Ma mission principale est d’être orthophoniste à l’hôpital de Roubaix, ville anciennement connue pour ses usines de textile mais marquée par une grande pauvreté depuis la désindustrialisation du nord de la France. En tant qu’orthophoniste, mon rôle est de travailler à la rééducation de patients souvent en difficulté pour communiquer – expression orale, lecture, écriture – et/ou pour s’alimenter en raison de troubles de déglutition. J’interviens principalement dans un service de rééducation gériatrique, c’est-à-dire auprès de personnes âgées hospitalisées en moyenne pour six à huit semaines.
Ce qui est important pour moi, c’est d’abord d’être une présence auprès de personnes passant par la maladie et d’être à leur écoute lorsqu’ils expriment leurs souffrances. Quand un patient est heureux de pouvoir à nouveau manger alors qu’il ne pouvait plus, quand une famille voit un proche être à nouveau capable de communiquer, je partage leur joie. Face aux patients en fin de vie, ou quand la maladie est lourde et incurable, qu’une récupération de ses facultés antérieures est impossible, je me sens souvent impuissante et je partage leur peine. Je me rappelle alors que l’important est de prendre soin du patient en face de moi sans chercher à le guérir, de le rétablir dans sa dignité. Pour certains patients, la précarité économique et l’isolement viennent s’ajouter à leur pathologie. Il me semble important d’être attentive à la personne dans tout son être, avec toutes ses préoccupations et être pleinement disponible à ce que l’autre attend de moi.

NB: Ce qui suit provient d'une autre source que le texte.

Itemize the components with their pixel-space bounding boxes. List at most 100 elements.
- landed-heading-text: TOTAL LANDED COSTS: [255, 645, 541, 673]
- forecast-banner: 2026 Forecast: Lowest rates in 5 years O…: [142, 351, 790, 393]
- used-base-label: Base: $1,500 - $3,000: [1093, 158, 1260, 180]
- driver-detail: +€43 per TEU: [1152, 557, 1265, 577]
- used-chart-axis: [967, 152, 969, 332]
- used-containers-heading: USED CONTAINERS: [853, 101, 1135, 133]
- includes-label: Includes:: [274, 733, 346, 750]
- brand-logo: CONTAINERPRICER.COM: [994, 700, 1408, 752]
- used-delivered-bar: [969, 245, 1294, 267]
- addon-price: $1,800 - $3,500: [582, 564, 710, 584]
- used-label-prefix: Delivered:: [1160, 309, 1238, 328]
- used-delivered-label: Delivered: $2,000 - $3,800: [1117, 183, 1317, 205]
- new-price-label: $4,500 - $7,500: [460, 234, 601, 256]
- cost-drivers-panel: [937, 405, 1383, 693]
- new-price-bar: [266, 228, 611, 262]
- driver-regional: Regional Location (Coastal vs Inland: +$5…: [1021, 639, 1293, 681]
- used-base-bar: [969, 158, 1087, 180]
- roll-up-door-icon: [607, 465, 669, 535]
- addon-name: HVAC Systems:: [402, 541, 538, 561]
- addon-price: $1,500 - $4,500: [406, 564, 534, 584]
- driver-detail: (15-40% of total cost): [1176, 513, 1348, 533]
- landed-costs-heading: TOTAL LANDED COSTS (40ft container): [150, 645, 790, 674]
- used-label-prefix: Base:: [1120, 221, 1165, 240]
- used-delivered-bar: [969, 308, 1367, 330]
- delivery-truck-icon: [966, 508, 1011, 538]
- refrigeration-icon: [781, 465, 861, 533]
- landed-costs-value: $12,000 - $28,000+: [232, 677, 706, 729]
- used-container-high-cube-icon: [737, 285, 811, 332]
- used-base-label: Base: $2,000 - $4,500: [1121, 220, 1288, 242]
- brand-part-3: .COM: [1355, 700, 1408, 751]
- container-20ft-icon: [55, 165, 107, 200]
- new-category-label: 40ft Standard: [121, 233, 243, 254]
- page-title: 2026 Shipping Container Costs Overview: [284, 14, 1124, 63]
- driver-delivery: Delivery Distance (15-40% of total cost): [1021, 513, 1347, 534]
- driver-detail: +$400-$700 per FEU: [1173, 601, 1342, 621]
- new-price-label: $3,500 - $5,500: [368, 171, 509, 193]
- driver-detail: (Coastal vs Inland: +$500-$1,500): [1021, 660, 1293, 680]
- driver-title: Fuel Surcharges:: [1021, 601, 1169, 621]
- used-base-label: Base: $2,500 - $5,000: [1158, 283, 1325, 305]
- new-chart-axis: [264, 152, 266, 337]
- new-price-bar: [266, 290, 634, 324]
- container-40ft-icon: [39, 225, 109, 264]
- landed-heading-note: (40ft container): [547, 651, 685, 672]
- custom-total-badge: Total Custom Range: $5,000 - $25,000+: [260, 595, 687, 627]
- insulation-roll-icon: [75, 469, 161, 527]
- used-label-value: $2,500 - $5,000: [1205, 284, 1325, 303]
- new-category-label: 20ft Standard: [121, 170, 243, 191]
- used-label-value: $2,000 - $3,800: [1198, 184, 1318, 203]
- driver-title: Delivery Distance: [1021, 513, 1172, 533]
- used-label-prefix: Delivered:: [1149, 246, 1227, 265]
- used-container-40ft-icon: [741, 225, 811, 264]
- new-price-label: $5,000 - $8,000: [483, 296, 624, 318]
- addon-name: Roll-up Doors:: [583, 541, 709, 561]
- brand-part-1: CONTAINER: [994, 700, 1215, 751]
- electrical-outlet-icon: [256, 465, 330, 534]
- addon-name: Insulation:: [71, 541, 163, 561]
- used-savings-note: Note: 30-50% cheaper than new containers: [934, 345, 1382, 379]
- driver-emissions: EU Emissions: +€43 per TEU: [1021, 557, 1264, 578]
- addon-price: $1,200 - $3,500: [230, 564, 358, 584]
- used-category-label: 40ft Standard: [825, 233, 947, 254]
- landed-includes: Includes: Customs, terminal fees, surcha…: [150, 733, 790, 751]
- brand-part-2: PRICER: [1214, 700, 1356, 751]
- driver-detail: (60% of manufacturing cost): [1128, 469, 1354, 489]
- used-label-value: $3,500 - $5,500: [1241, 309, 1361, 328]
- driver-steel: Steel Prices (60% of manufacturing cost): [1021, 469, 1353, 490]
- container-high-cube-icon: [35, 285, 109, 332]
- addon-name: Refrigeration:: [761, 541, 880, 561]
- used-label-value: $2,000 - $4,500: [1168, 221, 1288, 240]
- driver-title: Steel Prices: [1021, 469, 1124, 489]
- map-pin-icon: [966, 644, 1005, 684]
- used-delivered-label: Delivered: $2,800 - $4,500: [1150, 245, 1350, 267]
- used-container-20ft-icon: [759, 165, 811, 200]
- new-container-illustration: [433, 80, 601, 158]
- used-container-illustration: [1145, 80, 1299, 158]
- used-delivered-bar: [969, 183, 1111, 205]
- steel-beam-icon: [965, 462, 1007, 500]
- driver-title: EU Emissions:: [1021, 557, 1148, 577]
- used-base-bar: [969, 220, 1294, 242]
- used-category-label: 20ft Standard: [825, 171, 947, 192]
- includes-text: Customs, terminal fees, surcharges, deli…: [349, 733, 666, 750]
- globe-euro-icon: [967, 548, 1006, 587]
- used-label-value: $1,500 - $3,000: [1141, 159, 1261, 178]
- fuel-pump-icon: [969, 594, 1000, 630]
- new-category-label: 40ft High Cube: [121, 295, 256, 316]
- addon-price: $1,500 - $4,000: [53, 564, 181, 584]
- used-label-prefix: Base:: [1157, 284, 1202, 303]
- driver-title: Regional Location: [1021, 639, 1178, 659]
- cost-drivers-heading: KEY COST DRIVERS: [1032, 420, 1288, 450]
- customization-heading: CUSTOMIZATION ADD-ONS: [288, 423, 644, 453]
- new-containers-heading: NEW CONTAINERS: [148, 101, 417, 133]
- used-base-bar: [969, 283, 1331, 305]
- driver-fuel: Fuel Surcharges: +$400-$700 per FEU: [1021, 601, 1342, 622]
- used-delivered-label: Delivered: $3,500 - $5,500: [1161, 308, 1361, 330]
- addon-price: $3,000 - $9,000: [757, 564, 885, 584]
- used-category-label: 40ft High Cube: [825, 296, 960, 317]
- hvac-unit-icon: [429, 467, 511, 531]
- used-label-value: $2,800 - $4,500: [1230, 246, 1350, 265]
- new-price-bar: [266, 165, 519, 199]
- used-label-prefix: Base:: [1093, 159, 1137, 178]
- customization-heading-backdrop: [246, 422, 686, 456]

Une autre source de joie dans ma mission est de travailler en équipe. Dans le service dans lequel je travaille, nous sommes de nombreux rééducateurs et aimons mener des projets communs. Par exemple, une fois par semaine, nous organisons un atelier cuisine avec mes collègues ergothérapeutes. Au-delà des objectifs rééducatifs, ces temps sont importants pour les patients isolés car ils donnent l’occasion de créer du lien social entre eux. Les réunions en équipe pluridisciplinaire avec les médecins, les infirmiers, l’assistant social sont l’occasion d’échanger sur la situation de chaque patient, et de chercher un projet adapté pour chacun à la sortie de l’hôpital. C’est aussi un moment où l’on s’entraide quand les situations sont lourdes à porter.
Ma mission à l’hôpital résonne fortement en moi avec notre charisme. Dans nos Constitutions, nous disons que « nos choix sont orientés en priorité vers ceux qu’on oublie, ceux qui sont blessés dans leur dignité humaine » (n°29). Les personnes âgées me semblent bien être parmi les plus oubliées ou du moins parmi les plus négligées de la société occidentale où la valeur d’un individu est parfois définie en fonction de son efficacité, de sa rentabilité. Or, il est vrai que la présence auprès des personnes âgées et malades demande de voir les choses autrement. Il m’est nécessaire de consentir à ralentir, à me sentir moi-même parfois inutile. Mais c’est à ce prix que je peux recevoir parfois la sagesse d’un patient, ou redonner de la valeur à la vie d’un autre qui ne se voyait que comme un poids. Ma prière se nourrit des personnes rencontrées, et je me sens invitée à crier vers Dieu pour ceux qui ne peuvent plus le faire : « Ne me rejette pas maintenant que j’ai vieilli ; alors que décline ma vigueur, ne m’abandonne pas » (Ps 70,9).